In this post I wanted to derive the formula to debias the randomized response / RAPPOR algorithms. I often find myself reaching for these formulas so it’s a good exercise to re-derive them and have a reference. We’ll start with $k$-ary randomized response, which generalizes to the others. Here’s a reference implementation for convenience:

import math
import random
def kary_rr(value: Any, possible_outputs: Set[Any], epsilon: float) -> Any:
  """Execute the k-rr mechanism on value

  Arguments:
  value: the value to randomize. Must be a member of `possible_outputs`
  possible_outputs: a set of possible outputs of the mechanism
  epsilon: the privacy loss parameter.
  """
  k = len(possible_outputs)
  p = k / (k - 1 + math.exp(epsilon))
  assert value in possible_outputs
  if random.random() <= p:
    return random.choice(possible_outputs)
  return value

We showed in a previous post. I’ll now show that it is biased. Consider the function $A$ which invokes $k$-rr and encodes its output as a $k$-length one-hot vector (suitable for e.g. aggregation). Let $x_i$ be the $i$th possible input value.

\[\begin{align*} E[A(x_i)_j] &= \begin{cases} (1-p) + \frac{p}{k} & i = j\\ \frac{p}{k} & i \neq j \end{cases}\\ &= \begin{cases} \frac{e^\epsilon}{e^\epsilon + k - 1} & i = j\\ \frac{1}{e^\epsilon + k - 1} & i \neq j \end{cases}\\ \end{align*}\]

Hence this is biased since we don’t recover the original (one-hot) vector in expectation. Fixing this is straightforward.

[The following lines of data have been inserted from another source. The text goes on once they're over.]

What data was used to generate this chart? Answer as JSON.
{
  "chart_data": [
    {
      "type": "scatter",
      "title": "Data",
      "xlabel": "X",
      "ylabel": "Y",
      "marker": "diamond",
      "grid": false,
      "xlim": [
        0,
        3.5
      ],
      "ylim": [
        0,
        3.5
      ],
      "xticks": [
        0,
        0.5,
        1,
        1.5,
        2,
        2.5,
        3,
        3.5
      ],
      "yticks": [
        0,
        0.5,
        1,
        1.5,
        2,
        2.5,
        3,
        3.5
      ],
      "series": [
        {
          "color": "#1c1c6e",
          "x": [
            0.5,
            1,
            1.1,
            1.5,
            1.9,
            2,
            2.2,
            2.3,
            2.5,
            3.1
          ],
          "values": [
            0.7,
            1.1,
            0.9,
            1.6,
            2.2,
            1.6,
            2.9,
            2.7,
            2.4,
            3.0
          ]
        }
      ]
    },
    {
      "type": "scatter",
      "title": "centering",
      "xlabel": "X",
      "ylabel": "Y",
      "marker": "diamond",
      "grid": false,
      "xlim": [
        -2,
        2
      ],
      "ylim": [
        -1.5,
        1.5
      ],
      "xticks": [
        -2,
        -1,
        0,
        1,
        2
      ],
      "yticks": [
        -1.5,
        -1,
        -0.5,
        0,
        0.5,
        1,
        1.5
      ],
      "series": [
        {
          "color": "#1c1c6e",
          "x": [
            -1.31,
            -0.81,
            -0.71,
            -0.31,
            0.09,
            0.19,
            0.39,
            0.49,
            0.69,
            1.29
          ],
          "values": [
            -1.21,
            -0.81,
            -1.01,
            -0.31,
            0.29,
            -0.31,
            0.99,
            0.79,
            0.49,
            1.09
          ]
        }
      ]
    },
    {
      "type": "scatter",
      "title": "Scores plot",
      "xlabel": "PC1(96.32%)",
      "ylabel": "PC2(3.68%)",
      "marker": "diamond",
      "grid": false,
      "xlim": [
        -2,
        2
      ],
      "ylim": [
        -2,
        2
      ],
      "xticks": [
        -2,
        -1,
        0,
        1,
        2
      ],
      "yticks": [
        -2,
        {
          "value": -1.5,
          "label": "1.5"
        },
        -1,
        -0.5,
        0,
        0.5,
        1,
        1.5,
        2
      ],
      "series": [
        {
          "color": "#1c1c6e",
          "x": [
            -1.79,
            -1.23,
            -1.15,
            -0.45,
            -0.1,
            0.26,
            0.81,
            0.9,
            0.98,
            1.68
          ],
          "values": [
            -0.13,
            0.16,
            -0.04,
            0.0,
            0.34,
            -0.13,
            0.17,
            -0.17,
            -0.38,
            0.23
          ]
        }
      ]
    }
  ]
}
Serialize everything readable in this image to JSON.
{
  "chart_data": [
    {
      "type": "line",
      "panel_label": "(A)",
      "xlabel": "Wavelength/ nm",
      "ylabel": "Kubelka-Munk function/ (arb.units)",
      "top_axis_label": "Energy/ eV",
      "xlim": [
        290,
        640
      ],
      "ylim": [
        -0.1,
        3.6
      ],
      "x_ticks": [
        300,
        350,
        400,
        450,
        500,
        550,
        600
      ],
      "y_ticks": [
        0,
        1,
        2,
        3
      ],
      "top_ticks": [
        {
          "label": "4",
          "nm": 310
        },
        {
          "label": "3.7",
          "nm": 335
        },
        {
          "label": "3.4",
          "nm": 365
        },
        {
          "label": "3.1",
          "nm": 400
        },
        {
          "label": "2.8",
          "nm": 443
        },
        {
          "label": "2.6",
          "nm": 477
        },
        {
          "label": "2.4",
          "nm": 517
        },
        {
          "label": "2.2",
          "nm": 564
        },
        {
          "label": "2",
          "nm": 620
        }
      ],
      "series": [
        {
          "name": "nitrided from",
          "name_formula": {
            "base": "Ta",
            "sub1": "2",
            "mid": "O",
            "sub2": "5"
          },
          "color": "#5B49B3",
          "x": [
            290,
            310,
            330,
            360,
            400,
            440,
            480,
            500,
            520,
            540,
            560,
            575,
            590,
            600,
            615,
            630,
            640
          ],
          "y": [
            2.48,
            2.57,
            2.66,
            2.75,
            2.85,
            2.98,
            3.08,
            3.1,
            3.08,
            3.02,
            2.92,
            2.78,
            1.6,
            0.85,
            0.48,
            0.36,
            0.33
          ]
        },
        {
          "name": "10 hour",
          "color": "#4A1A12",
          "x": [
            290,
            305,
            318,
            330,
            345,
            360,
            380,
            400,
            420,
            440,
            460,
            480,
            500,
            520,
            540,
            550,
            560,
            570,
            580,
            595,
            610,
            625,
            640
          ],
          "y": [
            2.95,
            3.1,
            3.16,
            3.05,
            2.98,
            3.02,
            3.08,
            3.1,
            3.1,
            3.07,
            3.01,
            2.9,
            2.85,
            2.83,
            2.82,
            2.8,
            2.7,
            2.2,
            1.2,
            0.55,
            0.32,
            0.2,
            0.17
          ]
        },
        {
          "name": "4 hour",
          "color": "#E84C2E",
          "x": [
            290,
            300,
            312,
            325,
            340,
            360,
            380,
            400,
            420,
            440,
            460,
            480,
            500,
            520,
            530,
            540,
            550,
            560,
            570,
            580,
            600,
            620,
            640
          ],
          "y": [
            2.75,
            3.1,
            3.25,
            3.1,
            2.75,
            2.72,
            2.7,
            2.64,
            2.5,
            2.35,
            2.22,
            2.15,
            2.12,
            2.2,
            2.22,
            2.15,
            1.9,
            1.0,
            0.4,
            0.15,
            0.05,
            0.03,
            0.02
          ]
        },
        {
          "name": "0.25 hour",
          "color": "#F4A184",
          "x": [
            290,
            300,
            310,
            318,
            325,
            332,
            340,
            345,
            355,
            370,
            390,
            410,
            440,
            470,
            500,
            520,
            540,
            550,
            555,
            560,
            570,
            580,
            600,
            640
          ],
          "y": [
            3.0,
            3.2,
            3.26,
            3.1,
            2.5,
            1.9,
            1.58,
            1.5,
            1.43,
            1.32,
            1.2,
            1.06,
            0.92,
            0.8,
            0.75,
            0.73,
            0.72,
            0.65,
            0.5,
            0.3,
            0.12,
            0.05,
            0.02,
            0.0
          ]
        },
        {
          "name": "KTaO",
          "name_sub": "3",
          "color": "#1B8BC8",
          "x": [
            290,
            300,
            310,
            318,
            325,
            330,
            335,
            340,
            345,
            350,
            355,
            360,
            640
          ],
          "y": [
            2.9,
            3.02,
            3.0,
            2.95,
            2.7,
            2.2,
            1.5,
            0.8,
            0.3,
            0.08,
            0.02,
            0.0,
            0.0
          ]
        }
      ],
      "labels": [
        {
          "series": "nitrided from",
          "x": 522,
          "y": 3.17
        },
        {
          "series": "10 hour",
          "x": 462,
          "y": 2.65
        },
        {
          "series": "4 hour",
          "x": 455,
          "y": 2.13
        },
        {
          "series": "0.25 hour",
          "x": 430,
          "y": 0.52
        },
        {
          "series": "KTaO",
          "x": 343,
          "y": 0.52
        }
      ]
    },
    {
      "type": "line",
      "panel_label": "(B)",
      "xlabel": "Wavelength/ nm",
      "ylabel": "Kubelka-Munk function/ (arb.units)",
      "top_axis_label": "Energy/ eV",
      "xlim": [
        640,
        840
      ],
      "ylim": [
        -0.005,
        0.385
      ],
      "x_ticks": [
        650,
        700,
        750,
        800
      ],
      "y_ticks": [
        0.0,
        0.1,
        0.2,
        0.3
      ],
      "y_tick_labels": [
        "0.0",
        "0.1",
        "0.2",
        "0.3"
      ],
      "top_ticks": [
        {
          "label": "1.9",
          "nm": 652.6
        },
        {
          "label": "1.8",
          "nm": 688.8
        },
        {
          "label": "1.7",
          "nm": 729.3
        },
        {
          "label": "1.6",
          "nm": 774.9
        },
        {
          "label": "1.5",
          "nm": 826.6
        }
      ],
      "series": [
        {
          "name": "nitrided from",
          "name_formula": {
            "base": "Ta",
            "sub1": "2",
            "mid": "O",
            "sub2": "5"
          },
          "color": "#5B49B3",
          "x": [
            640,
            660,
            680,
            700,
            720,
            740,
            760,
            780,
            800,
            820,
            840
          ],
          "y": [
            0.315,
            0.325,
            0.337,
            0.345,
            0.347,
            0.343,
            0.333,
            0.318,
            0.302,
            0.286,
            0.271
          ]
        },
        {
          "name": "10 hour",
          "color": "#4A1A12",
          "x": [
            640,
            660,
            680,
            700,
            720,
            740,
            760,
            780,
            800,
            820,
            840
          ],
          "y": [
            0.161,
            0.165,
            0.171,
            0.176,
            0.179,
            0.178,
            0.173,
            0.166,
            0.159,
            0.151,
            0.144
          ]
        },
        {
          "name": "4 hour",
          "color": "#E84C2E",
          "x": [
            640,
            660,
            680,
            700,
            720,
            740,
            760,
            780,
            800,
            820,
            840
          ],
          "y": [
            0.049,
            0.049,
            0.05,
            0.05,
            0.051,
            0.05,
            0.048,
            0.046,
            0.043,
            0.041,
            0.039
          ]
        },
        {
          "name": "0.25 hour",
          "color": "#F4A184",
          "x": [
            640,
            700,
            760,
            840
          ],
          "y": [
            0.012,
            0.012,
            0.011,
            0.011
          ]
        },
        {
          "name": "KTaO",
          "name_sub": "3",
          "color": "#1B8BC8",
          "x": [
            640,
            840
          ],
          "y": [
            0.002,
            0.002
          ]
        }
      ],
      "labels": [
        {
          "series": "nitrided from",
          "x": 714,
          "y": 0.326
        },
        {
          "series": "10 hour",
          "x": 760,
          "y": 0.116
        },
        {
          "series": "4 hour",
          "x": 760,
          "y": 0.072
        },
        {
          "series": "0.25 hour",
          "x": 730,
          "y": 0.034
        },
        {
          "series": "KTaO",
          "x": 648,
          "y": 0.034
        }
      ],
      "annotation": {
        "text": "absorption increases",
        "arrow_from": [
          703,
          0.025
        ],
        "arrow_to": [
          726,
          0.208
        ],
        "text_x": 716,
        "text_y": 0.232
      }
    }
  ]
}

Simply post-process $A(x_i)$ by via a translation / scaling function $F$. We want to:

  • Subtract $\frac{p}{k} = \frac{1}{e^\epsilon + k - 1}$ so that the expectation of wrong items is correctly 0
  • Rescale by a factor of $c$ so that the expectation of correct items is 1

Let’s derive $c$.

\[\begin{align*} c \left((1-p) + \frac{p}{k} - \frac{p}{k}\right) &= 1\\\\ c &= \frac{1}{1-p} \end{align*}\]

So, with an abuse of notation ($F$ is applied to each element independently):

\[\begin{align*} F(x) &= \frac{1}{1-p} \left(x - \frac{p}{k}\right)\\ \end{align*}\]

Now, as we hoped, we have an unbiased output:

\[\begin{align*} E[F(A(x_i))] = \begin{cases} 1 & i = j\\ 0 & i \neq j \end{cases} \end{align*}\]

Let’s see how this looks in practice. We’ll generate some sample of inputs, put them through $k$-rr with $k=10$, then debias them and check the error. We’ll use $\epsilon = \log 3$ and $N = 100000$ samples. Here is an example for a single element:

print(", ".join([f'{x:.2f}' for x in debias_krr(1, k=10, epsilon=math.log(3))]))
> -0.50, 5.50, -0.50, -0.50, -0.50, -0.50, -0.50, -0.50, -0.50, -0.50

and here’s the whole lot of ‘em:

Debiased k-rr

As you can see, the raw noisy output is nearly unusable, but the debiased output closely follows the distribution true distribution.

Extending to RAPPOR

It is clear that binary randomized response can be debiased by taking the formulas above and substituting $k=2$, i.e. $F(x) = \frac{x - p/2}{1-p}$. This gives us an approach to debias an individual RAPPOR report, which is just element-wise randomized response across a vector. Just keep in mind that for RAPPOR, $p$ is computed a little differently than in binary randomized response (it has a factor of $e^{\epsilon / 2}$ rather than $e^\epsilon$).

Debiasing aggregates

Since the debiasing functions are linear, we can apply them to individual outputs or aggregate outputs. Let $F_A$ be the aggregate debiasing function over $N$ items. Let’s look at $F$ applied to each element individually:

\[\begin{align*} \sum_{x \in X} F(x) &= \sum_{x\in X} \frac{1}{1-p} \left(x - \frac{p}{k}\right)\\ &= \sum_{x \in X} \frac{x}{1-p} - \sum_{x \in X} \frac{p/k}{1-p}\\ &= \sum_{x \in X} \frac{x}{1-p} - N \frac{p/k}{1-p} \end{align*}\]

So we can debias one bucket of the aggregate histogram via:

\[F_A(Y) = \frac{Y - N p / k}{1-p}\]

Conclusion

This post was fairly basic, but actually dealing with the output of differentially private mechanisms like randomized response is not straightforward and requires a bit of care. It makes me question whether a system even ought to output biased output if it can be post-processed by that system before any emission takes place. There are downsides like increased communication cost of this approach, but it does eliminate a possible footgun of someone blindly using the biased output.